O que fazer ao suspeitar do uso de IA?
Em poucas palavras, o fato é que não há uma solução fácil. A abordagem do tema exige tempo e atenção individualizada, tratando cada caso em sua singularidade. Uma vez levantada uma suspeita - de forma automatizada ou humana - manter um diálogo aberto e construtivo pode ser um caminho.
Assim, uma abordagem mista combinaria a avaliação tradicional com discussões aprofundadas sobre integridade acadêmica, valor da autoria e uso ético da tecnologia. Amparada por políticas institucionais claras e informativas, esta conduta ao uso isolado de ferramentas de detecção.
Quando um estudante é chamado para "a conversa", como sugere Eaton, a instituição está comunicando a valorização do debate sobre a tecnologia, mas levando em conta também a perspectiva do aluno. Mais do que um "ahá, te peguei!", cada episódio é uma oportunidade para compreender o contexto e as motivações. Não se trata simplesmente de determinar "usou" ou "não "usou", mas compreender mais sobre como as ferramentas de IA generativa podem tanto apoiar quanto interferir no aprendizado.
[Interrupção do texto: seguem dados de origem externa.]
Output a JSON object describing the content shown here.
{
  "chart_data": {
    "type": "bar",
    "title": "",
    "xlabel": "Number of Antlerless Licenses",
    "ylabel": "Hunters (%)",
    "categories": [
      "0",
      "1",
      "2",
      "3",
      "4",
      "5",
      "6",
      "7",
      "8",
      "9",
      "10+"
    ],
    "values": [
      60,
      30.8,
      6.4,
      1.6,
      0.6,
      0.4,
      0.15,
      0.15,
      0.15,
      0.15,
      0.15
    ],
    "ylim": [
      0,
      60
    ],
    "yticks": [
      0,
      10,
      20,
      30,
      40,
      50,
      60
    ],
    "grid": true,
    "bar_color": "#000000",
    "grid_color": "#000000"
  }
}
Entretanto, nas situações nas quais o estudante nega o uso da IA, mesmo diante de fortes indícios, a "conversa" irá tomar outro rumo. Neste momento, perguntas sobre o processo de desenvolvimento do texto, as fontes consultadas e principalmente sobre o raciocínio por trás de certos argumentos podem revelar o nível de compreensão e de comprometimento com autoria. Ao explicar como chegou às conclusões, elaborar sobre conceitos específicos ou relacionar com temas debatidos em aula, o professor poderá estimar em que medida o trabalho foi genuinamente realizado pelo estudante. Já hesitações, inconsistências ou dificuldades em explicar o próprio texto, apontam para um texto automatizado e descompromissado.
E agora?
Em sua entrevista, o presidente da Turnitin foi taxativo: a escrita por IA é um "caminho sem volta”. E pela forma como a tecnologia está se desenvolvendo e sendo utilizada por nossos alunos, de alguma forma precisamos nos preparar e adaptar.
Embora tenhamos destacado os riscos e limitações dos detectores de IA, eles podem ter um papel complementar (ainda que limitado) em estratégias mais amplas de integridade acadêmica.
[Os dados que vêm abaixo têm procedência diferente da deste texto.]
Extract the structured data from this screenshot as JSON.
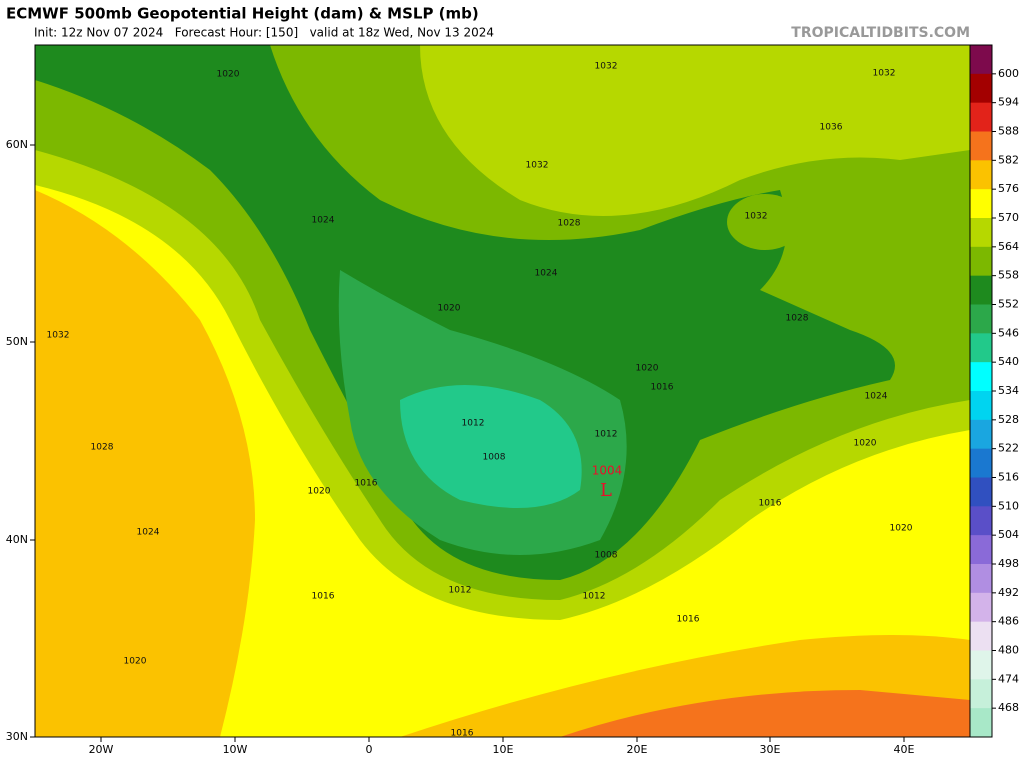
{
  "header": {
    "title": "ECMWF 500mb Geopotential Height (dam) & MSLP (mb)",
    "subtitle": "Init: 12z Nov 07 2024   Forecast Hour: [150]   valid at 18z Wed, Nov 13 2024",
    "credit": "TROPICALTIDBITS.COM"
  },
  "axes": {
    "latitudes": [
      "60N",
      "50N",
      "40N",
      "30N"
    ],
    "longitudes": [
      "20W",
      "10W",
      "0",
      "10E",
      "20E",
      "30E",
      "40E"
    ]
  },
  "colorbar": {
    "levels": [
      600,
      594,
      588,
      582,
      576,
      570,
      564,
      558,
      552,
      546,
      540,
      534,
      528,
      522,
      516,
      510,
      504,
      498,
      492,
      486,
      480,
      474,
      468
    ],
    "colors": [
      "#7d0a4c",
      "#a30000",
      "#e2231a",
      "#f5731c",
      "#fbc200",
      "#ffff00",
      "#b6d800",
      "#7cb800",
      "#1e8a1e",
      "#2ca84a",
      "#22c98a",
      "#00ffff",
      "#00d4f0",
      "#1aa6e0",
      "#1a78d0",
      "#3050c0",
      "#5a4fc8",
      "#8a6ad8",
      "#b08ee2",
      "#d3b3ea",
      "#ece0f2",
      "#dff5ea",
      "#c6f0da",
      "#a8e8c8"
    ]
  },
  "contour_labels": [
    "1020",
    "1032",
    "1032",
    "1036",
    "1032",
    "1028",
    "1032",
    "1024",
    "1024",
    "1020",
    "1032",
    "1028",
    "1020",
    "1016",
    "1024",
    "1012",
    "1012",
    "1020",
    "1008",
    "1028",
    "1020",
    "1016",
    "1016",
    "1024",
    "1020",
    "1008",
    "1012",
    "1012",
    "1016",
    "1016",
    "1020",
    "1016"
  ],
  "low": {
    "symbol": "L",
    "pressure": "1004"
  }
}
Como relata Anna Mills, educadora e especialista em escrita acadêmica que durante dois anos se posicionou de forma contrária à detecção automática, relatou uma situação na qual os limites de estratégias de incentivo à autoria se esgotaram. E foi justamente a possibilidade da fraude ser detectada, no processo de revisão de notas, que fez o estudante admitir o uso de IA.
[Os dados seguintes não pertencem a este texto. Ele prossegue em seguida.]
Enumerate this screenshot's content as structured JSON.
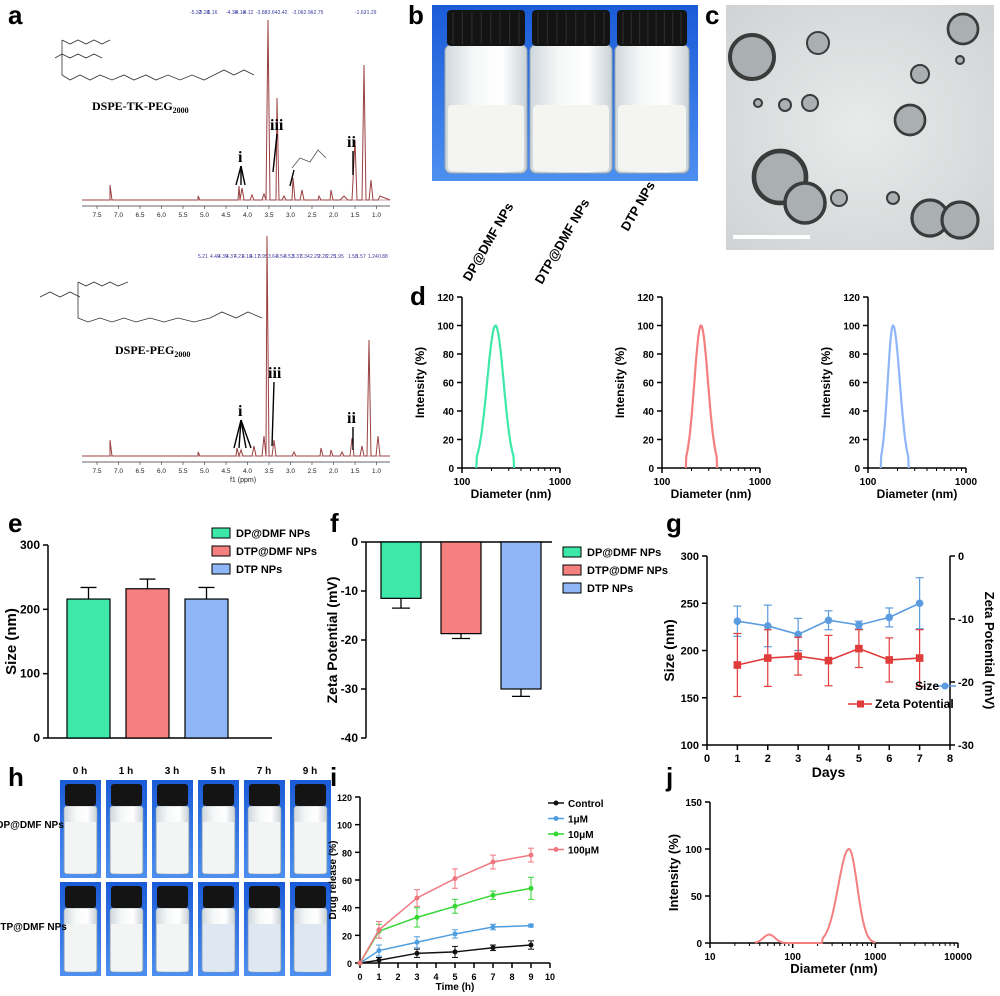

Encontrar um equilíbrio entre o uso crítico da tecnologia e a preservação dos valores fundamentais do processo de ensino-aprendizagem exige flexibilidade de pensamento.
Queremos ouvir você! Suas ideias e experiências são valiosas para aprofundar esta conversa. Não hesite em compartilhar seus pensamentos, relatos ou dúvidas conosco.
Ótimo artigo, Marcelo, discute bem os dilemas da IA na educação. Particularmente quanto à Ead, acho que TODAS as formas assincronicas de avaliação do aprendizado estão liquidadas. Vamos, como professores, adotar uma atitude de “deixa prá lá…” ou vamos contra-atacar com metodologia pré-internet, tais como os exames orais um-a-um dos meus tempos de estudante (as famosas sabatinas, pois eram realizadas sempre aos sábados… favor não confundir com nosso sobrenome, ahahah!)